Я слушаю, не переспрашиваю.
– Вся Европа работала на него, вооружение и солдат поставляла, – на Гитлера.
– «Все побывали тут», – он кивнул за окно.
– Когда наши отступали, в начале войны. Мужики ушли с войсками, остальные в лес,– парни, деды. Скотину уводили в леса. Девушки лазарет в лесу соорудили. Получился маленький лесной колхоз.
– В деревне Бабы с детками малыми и инвалиды при них остались, хоть какая-то подмога от них будет. Мужикам немного обидно, и как-то не по себе, а что поделаешь, многие из них даже воды принести в ведре не могут, не то что – партизанить.
– Старшим над инвалидами был, – «Рабина». Из донских казаков. Как в «гражданскую», порубали его шашками под рябинами. Выжил, и остался жить в деревне. Двигается тяжело и медленно, но «горластого» и отважного, казака в нём видно сразу.
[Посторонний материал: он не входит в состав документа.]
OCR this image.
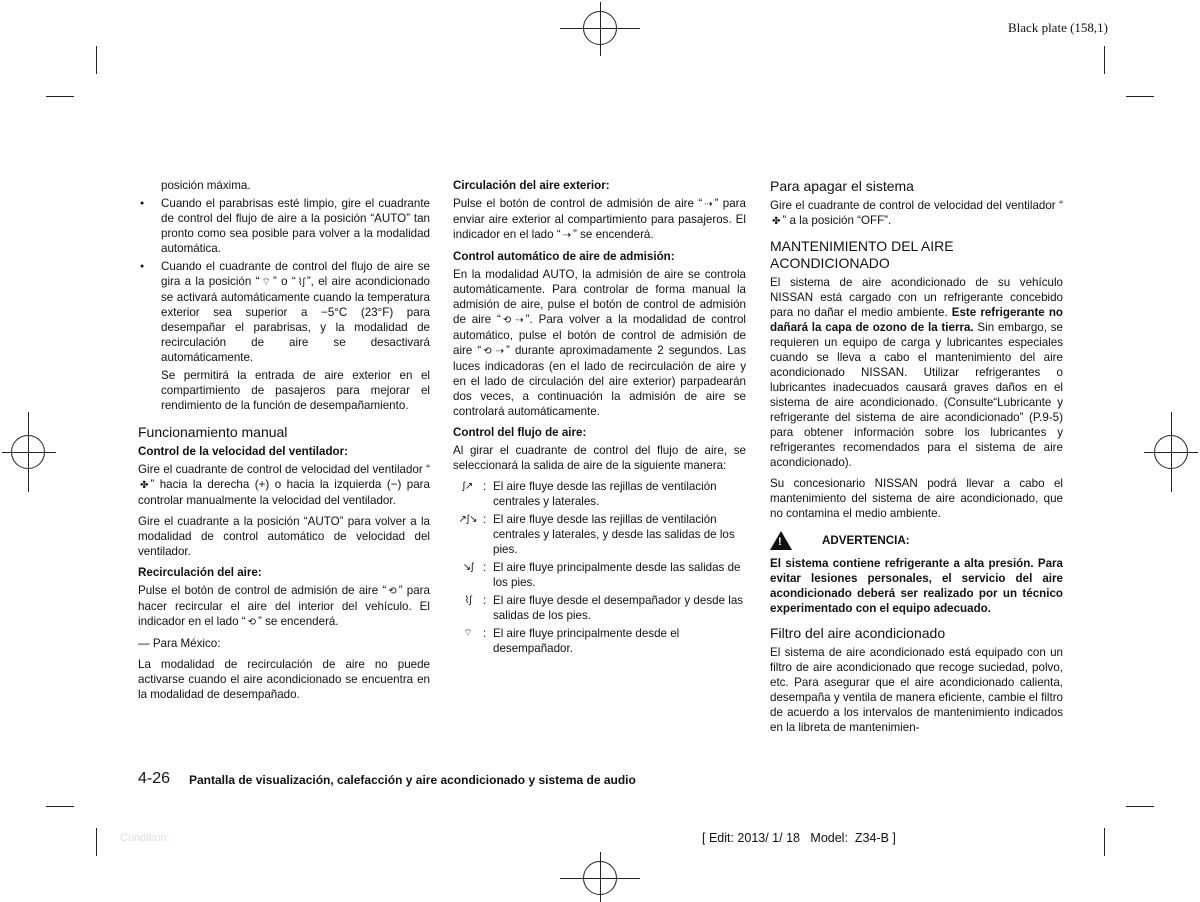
Black plate (158,1)
posición máxima.
● Cuando el parabrisas esté limpio, gire el cuadrante de control del flujo de aire a la posición “AUTO” tan pronto como sea posible para volver a la modalidad automática.
● Cuando el cuadrante de control del flujo de aire se gira a la posición “ ⌔ ” o “ ⌇ʃ ”, el aire acondicionado se activará automáticamente cuando la temperatura exterior sea superior a −5°C (23°F) para desempañar el parabrisas, y la modalidad de recirculación de aire se desactivará automáticamente.
Se permitirá la entrada de aire exterior en el compartimiento de pasajeros para mejorar el rendimiento de la función de desempañamiento.
Funcionamiento manual
Control de la velocidad del ventilador:

Gire el cuadrante de control de velocidad del ventilador “✤ ” hacia la derecha (+) o hacia la izquierda (−) para controlar manualmente la velocidad del ventilador.

Gire el cuadrante a la posición “AUTO” para volver a la modalidad de control automático de velocidad del ventilador.

Recirculación del aire:

Pulse el botón de control de admisión de aire “ ⟲ ” para hacer recircular el aire del interior del vehículo. El indicador en el lado “ ⟲ ” se encenderá.

— Para México:

La modalidad de recirculación de aire no puede activarse cuando el aire acondicionado se encuentra en la modalidad de desempañado.

Circulación del aire exterior:

Pulse el botón de control de admisión de aire “ ⇢ ” para enviar aire exterior al compartimiento para pasajeros. El indicador en el lado “ ⇢ ” se encenderá.

Control automático de aire de admisión:

En la modalidad AUTO, la admisión de aire se controla automáticamente. Para controlar de forma manual la admisión de aire, pulse el botón de control de admisión de aire “ ⟲ ⇢ ”. Para volver a la modalidad de control automático, pulse el botón de control de admisión de aire “ ⟲ ⇢ ” durante aproximadamente 2 segundos. Las luces indicadoras (en el lado de recirculación de aire y en el lado de circulación del aire exterior) parpadearán dos veces, a continuación la admisión de aire se controlará automáticamente.

Control del flujo de aire:

Al girar el cuadrante de control del flujo de aire, se seleccionará la salida de aire de la siguiente manera:

ʃ↗ : El aire fluye desde las rejillas de ventilación centrales y laterales.
↗ʃ↘ : El aire fluye desde las rejillas de ventilación centrales y laterales, y desde las salidas de los pies.
↘ʃ : El aire fluye principalmente desde las salidas de los pies.
⌇ʃ : El aire fluye desde el desempañador y desde las salidas de los pies.
⌔ : El aire fluye principalmente desde el desempañador.
Para apagar el sistema

Gire el cuadrante de control de velocidad del ventilador “✤ ” a la posición “OFF”.

MANTENIMIENTO DEL AIRE ACONDICIONADO

El sistema de aire acondicionado de su vehículo NISSAN está cargado con un refrigerante concebido para no dañar el medio ambiente. Este refrigerante no dañará la capa de ozono de la tierra. Sin embargo, se requieren un equipo de carga y lubricantes especiales cuando se lleva a cabo el mantenimiento del aire acondicionado NISSAN. Utilizar refrigerantes o lubricantes inadecuados causará graves daños en el sistema de aire acondicionado. (Consulte“Lubricante y refrigerante del sistema de aire acondicionado” (P.9-5) para obtener información sobre los lubricantes y refrigerantes recomendados para el sistema de aire acondicionado).

Su concesionario NISSAN podrá llevar a cabo el mantenimiento del sistema de aire acondicionado, que no contamina el medio ambiente.

!	ADVERTENCIA:

El sistema contiene refrigerante a alta presión. Para evitar lesiones personales, el servicio del aire acondicionado deberá ser realizado por un técnico experimentado con el equipo adecuado.

Filtro del aire acondicionado

El sistema de aire acondicionado está equipado con un filtro de aire acondicionado que recoge suciedad, polvo, etc. Para asegurar que el aire acondicionado calienta, desempaña y ventila de manera eficiente, cambie el filtro de acuerdo a los intervalos de mantenimiento indicados en la libreta de mantenimien-

4-26 Pantalla de visualización, calefacción y aire acondicionado y sistema de audio
Condition:	[ Edit: 2013/ 1/ 18   Model:  Z34-B ]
– Другие, тоже немощные. Кто по глупости под косу попал, кто под брёвна. Одного медведь поломал. Да мало ли у мужика причин стать инвалидом. Тяжкая это доля. Вроде и здоровье есть, а работать не можешь. И чувствовать себя обузой.
– И каждый из них, наверняка, задавался вопросом: «Почему это с ним? За что? Зачем?».
–
– Пришли «немцы», свои порядки принесли, оброк установили.
– Деревня как бы дыхание остановила. Не хочется дышать одним воздухом с этими… Время, тоже каким-то резиновым кажется. Каждая минута под бременем оккупантов долго, и изматывающе тянется. И очень хочется, избавится от этих «нелюдей», или хотя бы навредить им, каким-нибудь способом.
– Вот, в одно весеннее утро приехали каратели, или полицаи. Мстить за партизанские вредительства.
– Согнали всю деревню, абсолютно всю. Загнали в большой, дощатый сеновал. Последними зашли «немощные». После обыска деревни, открыли ворота и зачитали приказ, о расстреле нескольких жителей деревни. И сразу стали брать первых, кто попался, и получилось так, что забрали они инвалидов. Да те и не таились.